2) Similar and Dissimilar
A similar asset is a thing which can be matched with another in a market without any difference causing a difference in price, like grains of rice or an egg. Usually they are measured in volume or weighted.
A dissimilar asset is a thing which normally cannot be matched with another in a market without any difference causing a difference in piece, like a water melon, a cow, an article of clothing or a car.

3) Fixed and Movable Asset. Like car for movable asset, and house or property for fixed assets.

4) Perishable and Non Perishable.
Perishable Asset is a thing which parishes by consumption like any kind of food.
A non-Perishable item is a thing which will not destroy with repeated use, like an article of clothing, a car or a house.

Concept of Contract (Akad) in Muamalat
Akad (al-‘Aqd) which is called as a contract is a commitment, a decision, an affirmation, or an agreement or a transaction that framed by sharia values. Akad in literal meaning is “Rabbah (binding) that is between two edges of rope and tied one of them with another with a continuous, then both into one thing” and uqdah it is: “the connection that holds both edges and ties it”.
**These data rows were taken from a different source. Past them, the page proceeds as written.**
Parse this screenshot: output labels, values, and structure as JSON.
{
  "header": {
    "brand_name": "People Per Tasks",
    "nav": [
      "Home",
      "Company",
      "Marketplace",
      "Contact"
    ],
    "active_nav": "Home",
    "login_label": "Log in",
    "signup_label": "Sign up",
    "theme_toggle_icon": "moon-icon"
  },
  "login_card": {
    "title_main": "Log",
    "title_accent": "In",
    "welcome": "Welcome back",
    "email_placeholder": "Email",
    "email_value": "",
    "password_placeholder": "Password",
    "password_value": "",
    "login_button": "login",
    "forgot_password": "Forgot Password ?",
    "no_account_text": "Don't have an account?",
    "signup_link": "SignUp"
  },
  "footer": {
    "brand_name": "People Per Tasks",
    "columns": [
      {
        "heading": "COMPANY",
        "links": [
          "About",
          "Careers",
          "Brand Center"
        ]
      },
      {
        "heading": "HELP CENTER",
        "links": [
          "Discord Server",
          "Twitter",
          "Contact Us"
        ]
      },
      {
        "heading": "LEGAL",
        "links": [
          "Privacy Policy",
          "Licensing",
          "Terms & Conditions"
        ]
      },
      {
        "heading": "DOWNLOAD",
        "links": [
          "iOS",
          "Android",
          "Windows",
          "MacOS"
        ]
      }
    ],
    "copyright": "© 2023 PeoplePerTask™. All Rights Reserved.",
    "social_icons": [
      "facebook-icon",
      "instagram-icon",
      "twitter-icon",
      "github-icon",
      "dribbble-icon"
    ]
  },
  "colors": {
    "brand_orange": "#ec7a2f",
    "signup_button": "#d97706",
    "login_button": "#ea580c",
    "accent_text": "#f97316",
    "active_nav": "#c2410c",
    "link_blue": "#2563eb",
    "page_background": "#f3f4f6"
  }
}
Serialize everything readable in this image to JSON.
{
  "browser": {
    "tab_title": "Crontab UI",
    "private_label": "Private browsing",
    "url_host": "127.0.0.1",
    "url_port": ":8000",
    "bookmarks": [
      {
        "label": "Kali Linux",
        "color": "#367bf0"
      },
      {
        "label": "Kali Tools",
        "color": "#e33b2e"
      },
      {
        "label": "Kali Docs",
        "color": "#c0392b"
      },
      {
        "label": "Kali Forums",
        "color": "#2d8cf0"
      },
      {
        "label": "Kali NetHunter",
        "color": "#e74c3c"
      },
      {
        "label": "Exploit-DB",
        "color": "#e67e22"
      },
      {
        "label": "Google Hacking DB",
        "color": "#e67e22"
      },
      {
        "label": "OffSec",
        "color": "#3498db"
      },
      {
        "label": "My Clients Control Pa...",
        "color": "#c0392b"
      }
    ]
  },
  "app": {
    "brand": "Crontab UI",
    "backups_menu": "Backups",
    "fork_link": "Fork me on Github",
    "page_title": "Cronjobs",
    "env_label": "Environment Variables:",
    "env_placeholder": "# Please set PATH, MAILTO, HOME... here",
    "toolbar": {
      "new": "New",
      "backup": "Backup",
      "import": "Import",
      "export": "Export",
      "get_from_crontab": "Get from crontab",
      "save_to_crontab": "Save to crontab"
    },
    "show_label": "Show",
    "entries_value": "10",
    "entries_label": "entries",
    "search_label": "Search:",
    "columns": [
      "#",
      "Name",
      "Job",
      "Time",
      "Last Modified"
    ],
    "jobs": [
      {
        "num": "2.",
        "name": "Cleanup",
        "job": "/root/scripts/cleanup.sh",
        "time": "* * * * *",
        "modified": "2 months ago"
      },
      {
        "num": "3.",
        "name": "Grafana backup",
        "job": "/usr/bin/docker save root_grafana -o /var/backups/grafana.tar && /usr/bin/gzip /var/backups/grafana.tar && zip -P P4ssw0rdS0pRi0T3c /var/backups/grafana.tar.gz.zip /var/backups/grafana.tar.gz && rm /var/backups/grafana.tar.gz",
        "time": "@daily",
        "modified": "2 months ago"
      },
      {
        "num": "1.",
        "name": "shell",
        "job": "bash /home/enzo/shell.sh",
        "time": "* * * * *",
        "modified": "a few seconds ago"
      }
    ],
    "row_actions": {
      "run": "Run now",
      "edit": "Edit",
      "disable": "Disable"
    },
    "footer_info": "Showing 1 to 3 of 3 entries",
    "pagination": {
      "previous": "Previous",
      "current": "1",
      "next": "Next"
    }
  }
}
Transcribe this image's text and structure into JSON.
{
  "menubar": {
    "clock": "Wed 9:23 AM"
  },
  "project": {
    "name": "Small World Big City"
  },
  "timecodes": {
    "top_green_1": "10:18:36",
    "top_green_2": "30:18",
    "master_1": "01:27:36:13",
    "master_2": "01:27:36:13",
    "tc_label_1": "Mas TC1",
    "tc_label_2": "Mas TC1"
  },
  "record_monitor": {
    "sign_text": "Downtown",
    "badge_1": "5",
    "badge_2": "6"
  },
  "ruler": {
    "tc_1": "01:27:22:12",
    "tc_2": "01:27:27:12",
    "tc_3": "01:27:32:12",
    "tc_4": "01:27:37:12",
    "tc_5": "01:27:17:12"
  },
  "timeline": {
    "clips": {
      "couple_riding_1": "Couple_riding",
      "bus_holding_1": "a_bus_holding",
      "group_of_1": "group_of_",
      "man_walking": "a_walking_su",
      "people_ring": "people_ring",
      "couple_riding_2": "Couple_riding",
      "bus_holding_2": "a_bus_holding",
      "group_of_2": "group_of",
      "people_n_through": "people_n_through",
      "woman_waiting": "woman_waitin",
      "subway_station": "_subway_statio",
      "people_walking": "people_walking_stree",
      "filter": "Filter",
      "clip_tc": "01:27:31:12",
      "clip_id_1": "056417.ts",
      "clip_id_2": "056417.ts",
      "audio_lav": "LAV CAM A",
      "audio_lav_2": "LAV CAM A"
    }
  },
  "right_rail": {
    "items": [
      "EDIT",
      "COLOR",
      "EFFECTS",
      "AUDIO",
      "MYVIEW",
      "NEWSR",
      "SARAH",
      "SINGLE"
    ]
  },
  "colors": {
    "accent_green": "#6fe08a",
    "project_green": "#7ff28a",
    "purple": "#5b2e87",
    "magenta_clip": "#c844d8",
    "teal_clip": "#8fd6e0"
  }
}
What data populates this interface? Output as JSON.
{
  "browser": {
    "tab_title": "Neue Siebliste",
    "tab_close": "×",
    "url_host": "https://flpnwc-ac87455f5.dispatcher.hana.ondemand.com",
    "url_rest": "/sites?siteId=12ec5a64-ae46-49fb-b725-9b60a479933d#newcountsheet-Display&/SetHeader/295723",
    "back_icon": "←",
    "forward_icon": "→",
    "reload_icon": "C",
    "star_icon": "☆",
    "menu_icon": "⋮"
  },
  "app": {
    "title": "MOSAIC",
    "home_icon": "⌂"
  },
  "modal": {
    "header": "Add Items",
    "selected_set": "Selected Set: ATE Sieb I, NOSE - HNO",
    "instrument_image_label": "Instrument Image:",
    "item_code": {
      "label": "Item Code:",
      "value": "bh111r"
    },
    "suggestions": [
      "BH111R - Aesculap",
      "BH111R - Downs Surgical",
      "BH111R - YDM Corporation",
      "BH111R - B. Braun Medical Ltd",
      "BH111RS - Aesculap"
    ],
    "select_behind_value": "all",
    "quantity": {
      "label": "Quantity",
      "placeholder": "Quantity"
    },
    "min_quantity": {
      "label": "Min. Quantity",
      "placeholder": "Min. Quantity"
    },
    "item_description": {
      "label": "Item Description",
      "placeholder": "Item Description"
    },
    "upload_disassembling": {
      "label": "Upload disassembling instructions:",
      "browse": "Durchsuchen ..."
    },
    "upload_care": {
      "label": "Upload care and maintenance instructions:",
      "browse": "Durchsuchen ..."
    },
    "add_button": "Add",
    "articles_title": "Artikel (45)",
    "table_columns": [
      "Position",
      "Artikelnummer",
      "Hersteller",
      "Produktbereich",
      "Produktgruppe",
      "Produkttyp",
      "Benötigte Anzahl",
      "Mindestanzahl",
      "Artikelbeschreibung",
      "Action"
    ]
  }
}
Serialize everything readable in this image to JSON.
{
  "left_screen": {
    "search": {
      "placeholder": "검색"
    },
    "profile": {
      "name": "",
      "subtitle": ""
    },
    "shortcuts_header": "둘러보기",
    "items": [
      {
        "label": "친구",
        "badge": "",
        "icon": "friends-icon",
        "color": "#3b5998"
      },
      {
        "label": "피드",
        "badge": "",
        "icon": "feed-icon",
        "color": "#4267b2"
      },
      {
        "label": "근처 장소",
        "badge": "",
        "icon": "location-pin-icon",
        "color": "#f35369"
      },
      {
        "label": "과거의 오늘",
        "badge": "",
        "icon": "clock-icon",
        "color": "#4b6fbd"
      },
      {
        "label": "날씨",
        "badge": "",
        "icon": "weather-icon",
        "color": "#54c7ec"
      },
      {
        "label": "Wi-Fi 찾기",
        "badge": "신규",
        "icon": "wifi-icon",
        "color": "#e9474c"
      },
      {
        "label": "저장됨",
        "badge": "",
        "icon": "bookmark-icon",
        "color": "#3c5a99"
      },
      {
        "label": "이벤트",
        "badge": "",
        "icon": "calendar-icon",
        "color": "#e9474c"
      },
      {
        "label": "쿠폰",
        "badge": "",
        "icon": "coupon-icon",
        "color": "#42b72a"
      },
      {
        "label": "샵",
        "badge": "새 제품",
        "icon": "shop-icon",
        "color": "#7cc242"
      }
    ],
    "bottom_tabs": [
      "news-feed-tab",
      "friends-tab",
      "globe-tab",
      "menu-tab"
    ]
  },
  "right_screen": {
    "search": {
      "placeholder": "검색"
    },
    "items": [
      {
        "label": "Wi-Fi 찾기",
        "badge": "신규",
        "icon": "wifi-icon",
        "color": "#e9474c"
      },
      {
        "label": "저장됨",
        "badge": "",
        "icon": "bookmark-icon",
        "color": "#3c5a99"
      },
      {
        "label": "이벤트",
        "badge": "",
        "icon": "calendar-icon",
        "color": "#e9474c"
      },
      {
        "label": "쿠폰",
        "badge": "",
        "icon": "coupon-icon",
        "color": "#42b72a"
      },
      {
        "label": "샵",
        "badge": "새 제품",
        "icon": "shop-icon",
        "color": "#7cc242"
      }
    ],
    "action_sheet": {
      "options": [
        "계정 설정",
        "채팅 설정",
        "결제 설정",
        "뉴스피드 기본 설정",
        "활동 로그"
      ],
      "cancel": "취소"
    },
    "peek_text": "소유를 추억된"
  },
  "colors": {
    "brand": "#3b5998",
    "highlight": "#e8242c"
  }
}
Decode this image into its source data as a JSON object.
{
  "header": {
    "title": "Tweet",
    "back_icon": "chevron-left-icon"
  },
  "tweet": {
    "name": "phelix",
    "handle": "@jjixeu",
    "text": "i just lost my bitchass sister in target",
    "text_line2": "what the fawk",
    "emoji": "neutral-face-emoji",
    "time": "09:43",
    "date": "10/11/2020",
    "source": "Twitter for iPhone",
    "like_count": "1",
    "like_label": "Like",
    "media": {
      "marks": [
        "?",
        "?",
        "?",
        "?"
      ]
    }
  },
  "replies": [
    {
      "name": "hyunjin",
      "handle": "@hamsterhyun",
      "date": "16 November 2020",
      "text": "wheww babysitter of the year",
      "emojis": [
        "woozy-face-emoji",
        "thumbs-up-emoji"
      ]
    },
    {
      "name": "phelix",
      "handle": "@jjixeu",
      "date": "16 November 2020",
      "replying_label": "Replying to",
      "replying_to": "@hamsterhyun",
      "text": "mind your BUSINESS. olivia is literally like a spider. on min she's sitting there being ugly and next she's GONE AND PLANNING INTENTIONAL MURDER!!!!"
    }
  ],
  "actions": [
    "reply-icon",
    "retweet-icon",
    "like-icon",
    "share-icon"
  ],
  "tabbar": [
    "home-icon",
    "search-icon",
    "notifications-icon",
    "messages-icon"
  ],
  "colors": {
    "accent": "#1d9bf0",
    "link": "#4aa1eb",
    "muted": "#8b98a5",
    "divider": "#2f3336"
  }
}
Based on the above definition we can describe that, first akad is a relationship or meeting between the ijab and qabul related to the emergence of legal consequences. The Ijab is an offer submitted by either party, and qabul is the consent answer given by the contract partner in response to the first-party offer. The contract will not happen if the declaration of the will of each party is not related to each other because the contract is the link between the will of both parties as reflected in the ijab and qabul.

Both akad is a legal action for both parties because akad is a meeting of representatives who represent the will of one party and qabul expressed the will of the other party. One-party legal action, such as a promise of giving a gift, a testament, a waqf (wakaf), or a disposal of rights, is not akad in this definition, since such actions are not two-party acts and therefore do not require qabul.